IncobotulinumtoxinA is thus the only drug approved in Switzerland for this indication. In addition to this now undoubted proof of efficacy, the study also helps to clarify the long-discussed question of the correct dose. The 100-unit arm showed an earlier and longer-lasting effect compared with the 75-unit arm, with no significantly more frequent side effects. The duration of action of 16 weeks in the 100-unit arm was longer than is usually expected for injections into striated muscle, similar to the long duration of action for sweat gland treatment. Surprisingly, dysphagia occurred only in the 75-unit arm, with two of the three subjects having preexisting mild dysphagia. It must be taken into account that only patients without clinically relevant dysphagia, mapped on the “Modified Radboud Oral Motor inventory for Parkinson’s disease”, were included in the study. Thus, the study does not formally allow conclusions about the safety of treatment for patients with comorbid, higher-grade dysphagia. Likewise, patients with ALS who frequently suffer from sialorrhea were not included in the study. Therefore, botulinum toxin should be used with special caution in these patients. Of note, Swissmedic approval for the treatment of sialorrhea was independent of etiology. Nevertheless, the treatment is only reimbursed in the case of a neurological cause: The FOPH has included the incobotulinumtoxinA indication “sialorrhea” in the list of specialties as of April 1, 2020, with some limitations (see www.spezialitätenliste.ch). Thus, a neurological clarification must be performed first and the treatment may only be performed ultrasound-guided by specialists in neurology or ENT. In particular, the requirement of ultrasound-guided injection seems reasonable. Although no clear conclusions on the superiority of ultrasound-guided injection can be drawn from the SIAXI study, another study was able to show that the hit rate according to anatomical landmarks for Eq. parotis at only 74% and the gl. submandibularis was only 62% [3]. It is hoped that the required use of ultrasound will not result in treatment being offered only at centers. Ultrasound-guided injection is easy to learn with intensive training.

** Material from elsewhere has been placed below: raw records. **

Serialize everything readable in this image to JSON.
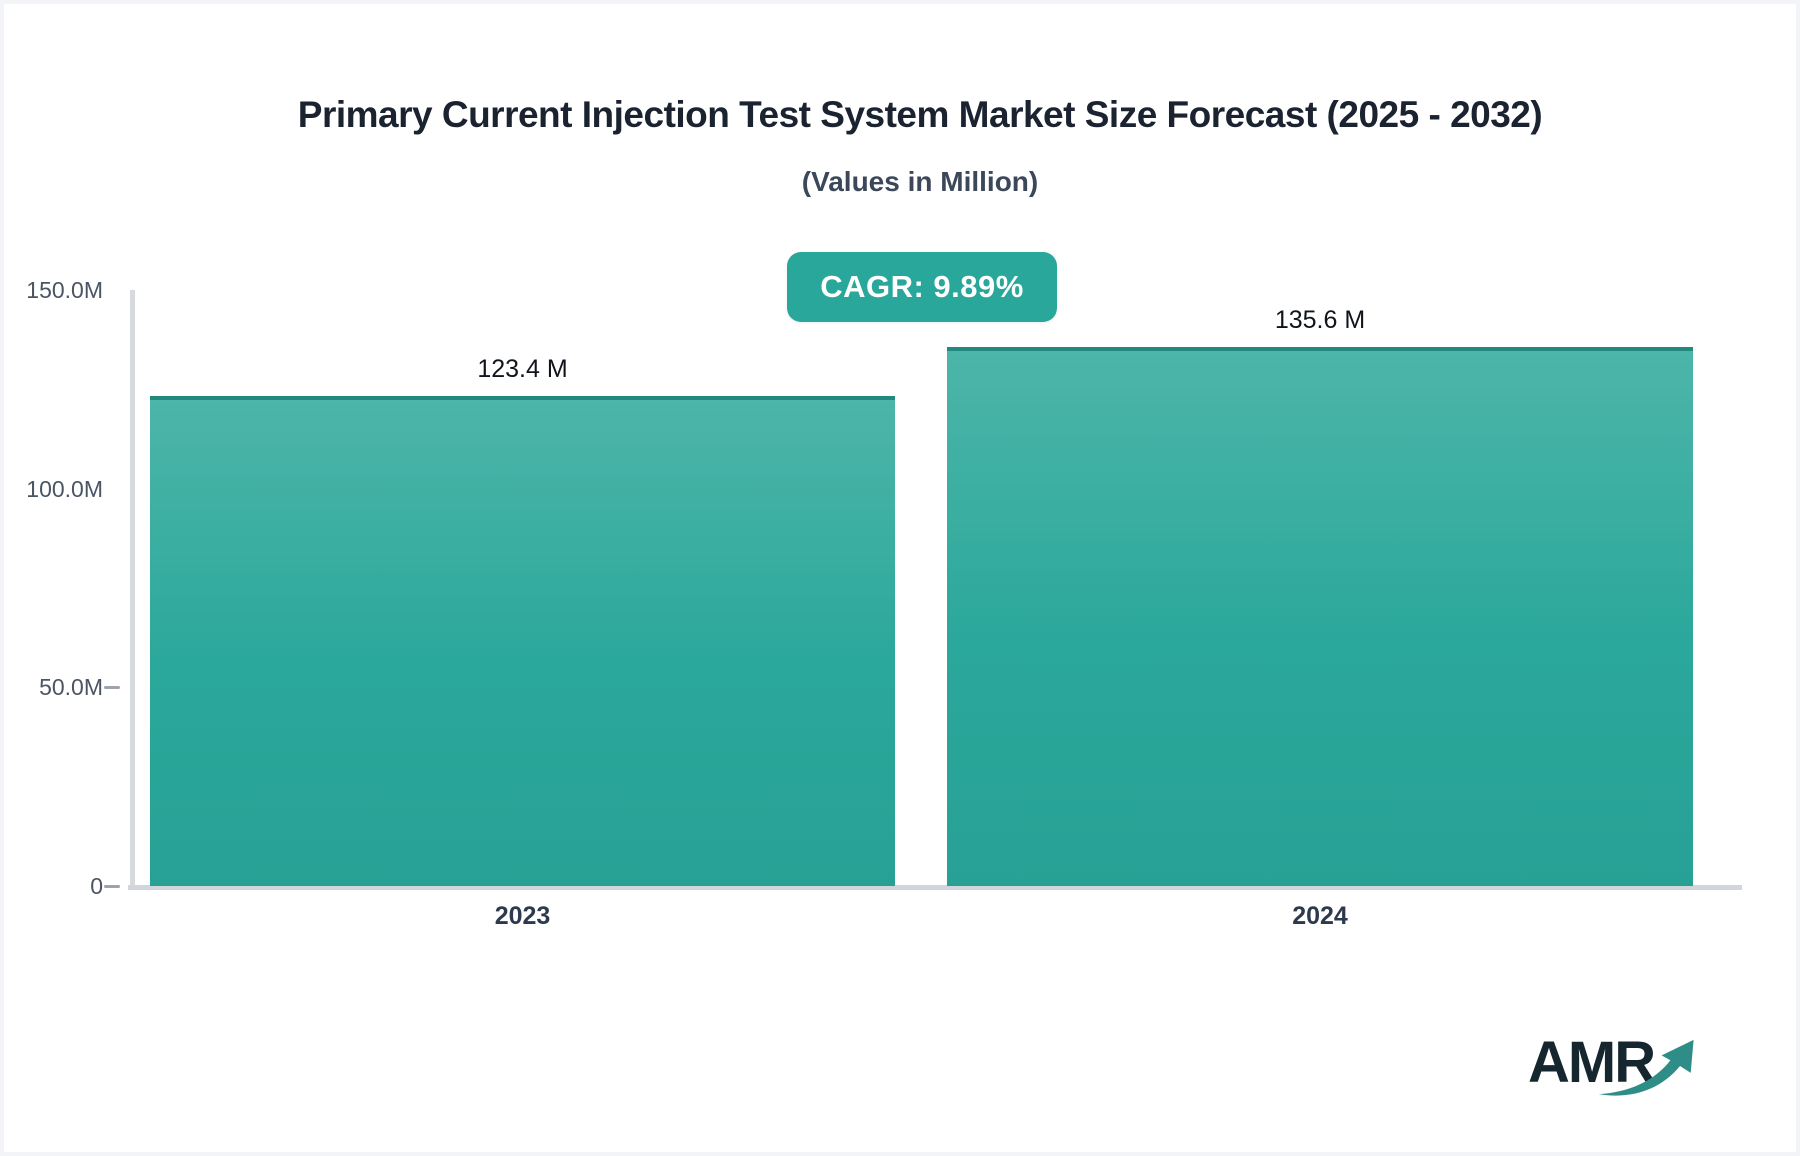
{
  "header": {
    "title": "Primary Current Injection Test System Market Size Forecast (2025 - 2032)",
    "subtitle": "(Values in Million)",
    "cagr_label": "CAGR: 9.89%"
  },
  "chart_data": {
    "type": "bar",
    "title": "Primary Current Injection Test System Market Size Forecast (2025 - 2032)",
    "subtitle": "(Values in Million)",
    "categories": [
      "2023",
      "2024"
    ],
    "values": [
      123.4,
      135.6
    ],
    "value_labels": [
      "123.4 M",
      "135.6 M"
    ],
    "cagr_percent": 9.89,
    "ylim": [
      0,
      150
    ],
    "y_ticks": [
      {
        "label": "150.0M",
        "value": 150,
        "dash": false
      },
      {
        "label": "100.0M",
        "value": 100,
        "dash": false
      },
      {
        "label": "50.0M",
        "value": 50,
        "dash": true
      },
      {
        "label": "0",
        "value": 0,
        "dash": true
      }
    ],
    "grid": false,
    "legend": "none"
  },
  "colors": {
    "bar_gradient_top": "#4db5a9",
    "bar_gradient_bottom": "#28a195",
    "bar_top_edge": "#23887e",
    "badge_background": "#2aa79b",
    "badge_text": "#ffffff",
    "axis_line": "#d6dade",
    "tick_text": "#4b5563",
    "value_text": "#10151c",
    "title_text": "#1b2330",
    "subtitle_text": "#3c4859",
    "logo_text": "#16262e",
    "logo_arrow": "#2e8d86"
  },
  "logo": {
    "text": "AMR"
  }
}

The inclusion of the indication “chronic sialorrhea” in the list of specialties eliminates the time-consuming struggle for approval of costs and thus makes an effective and, under certain conditions, safe therapy for sialorrhea available to our patients sooner.
Literature:
- Ruiz-Roca JA, Pons-Fuster E, Lopez-Jornet P: Effectiveness of the Botulinum Toxin for Treating Sialorrhea in Patients with Parkinson’s Disease: A Systematic Review. Journal of clinical medicine. 2019; 8(3):317.
- Jost WH, Friedman A, Michel O, et al: Long-term incobotulinumtoxinA treatment for chronic sialorrhea: efficacy and safety over 64 weeks. Parkinsonism & related disorders. 2020; 70: 23-30.
- Loens S, Bruggemann N, Steffen A, Baumer T: Localization of Salivary Glands for Botulinum Toxin Treatment: Ultrasound Versus Landmark Guidance. Movement disorders clinical practice. 2020; 7(2): 194-198.
InFo NEUROLOGY & PSYCHIATRY 2020; 18(3): 28-29.